[MSR Thesis Talk] Kitchen Robot Case Studies: Learning Manipulation Tasks from Human Video Demonstrations - Robotics Institute Carnegie Mellon University
Loading Events

MSR Thesis Defense

December

5
Tue
Dingkun Guo MSR Student Robotics Institute,
Carnegie Mellon University
Tuesday, December 5
3:30 pm to 5:00 pm
GHC 8102
[MSR Thesis Talk] Kitchen Robot Case Studies: Learning Manipulation Tasks from Human Video Demonstrations
Abstract: 
The vision of integrating a robot into the kitchen, capable of acting as a chef, remains a sought-after goal in robotics.
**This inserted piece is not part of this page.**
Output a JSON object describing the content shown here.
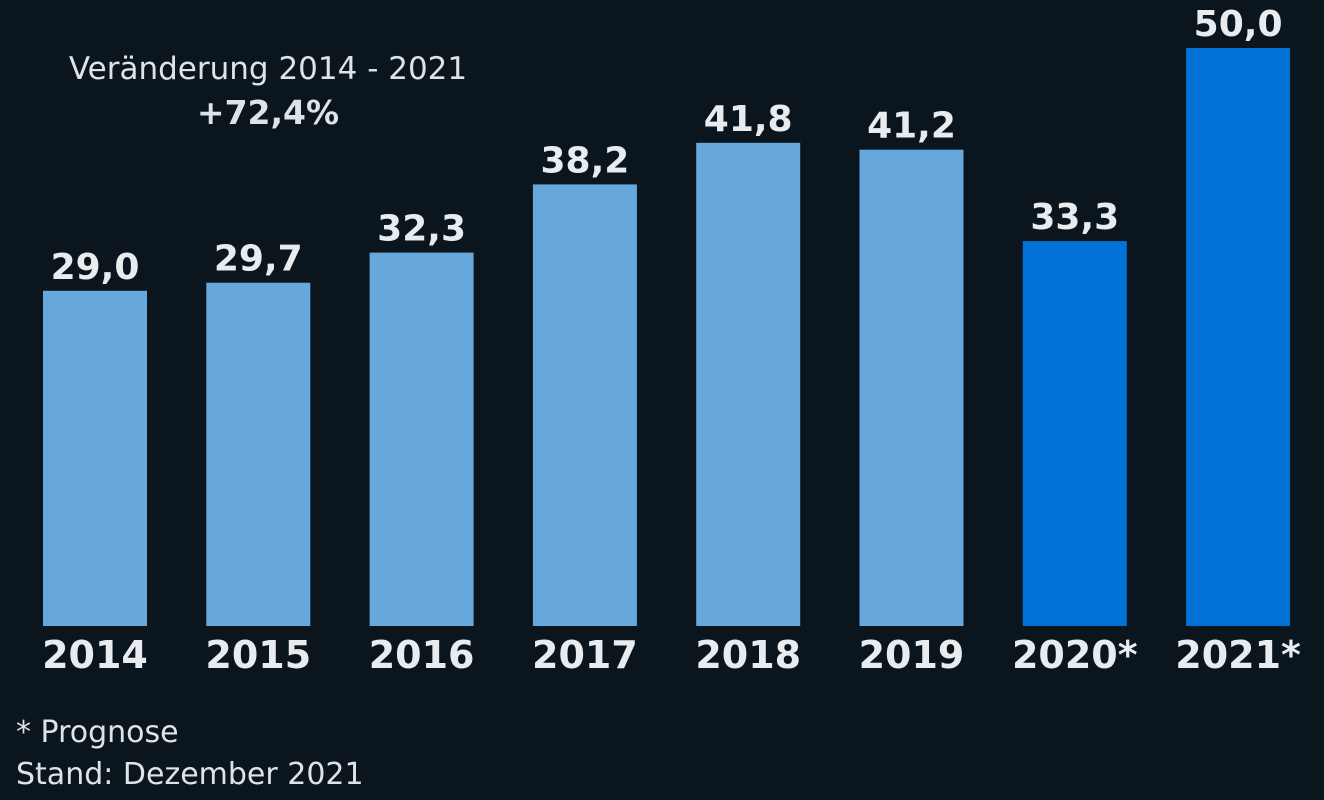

Current robotic systems, mostly programmed for specific tasks, fall short in versatility and adaptability to a diverse culinary environment. While significant progress has been made in robotic learning, with advancements in behavior cloning, reinforcement learning, and recent strides in diffusion policies and transformers, the challenge remains to develop a robot that matches human capabilities in learning and generalizing across tasks, particularly in complex, unstructured real-world scenarios.
In the thesis, I focus on enabling robots to learn long-horizon manipulation tasks from a single human demonstration, with predefined primitives that are generalizable across similar objects and environments. We developed a system that can process RGBD video demonstrations to identify task-relevant key poses and frames using Segment Anything. We then addressed challenges for robots replicating human actions, such as collision and robot configuration limitations. To validate the effectiveness of our approach, we conducted experiments focusing on manual dishwashing. With one human demonstration in a lab kitchen, the method was tested under varied conditions in a standard home kitchen, differing in geometry and appearance from the learning environment.
Further, we broaden the scope of learning to more generalized data sources, particularly focusing on videos from unstructured environments like YouTube. By enabling the use of unseen videos as a source for specific robot learning tasks, we translated visual elements into physical constraints and goals in simulation, inferring physics of the tasks. We demonstrated the transferability of this learning methods to real-world scenarios with actual robots, on tasks including fruit cutting, dough manipulation, and pouring liquid.
Committee:
Prof. Chris Atkeson (co-chair)
Prof. Jeff Ichnowski (co-chair)
Prof. David Held
Jianren Wang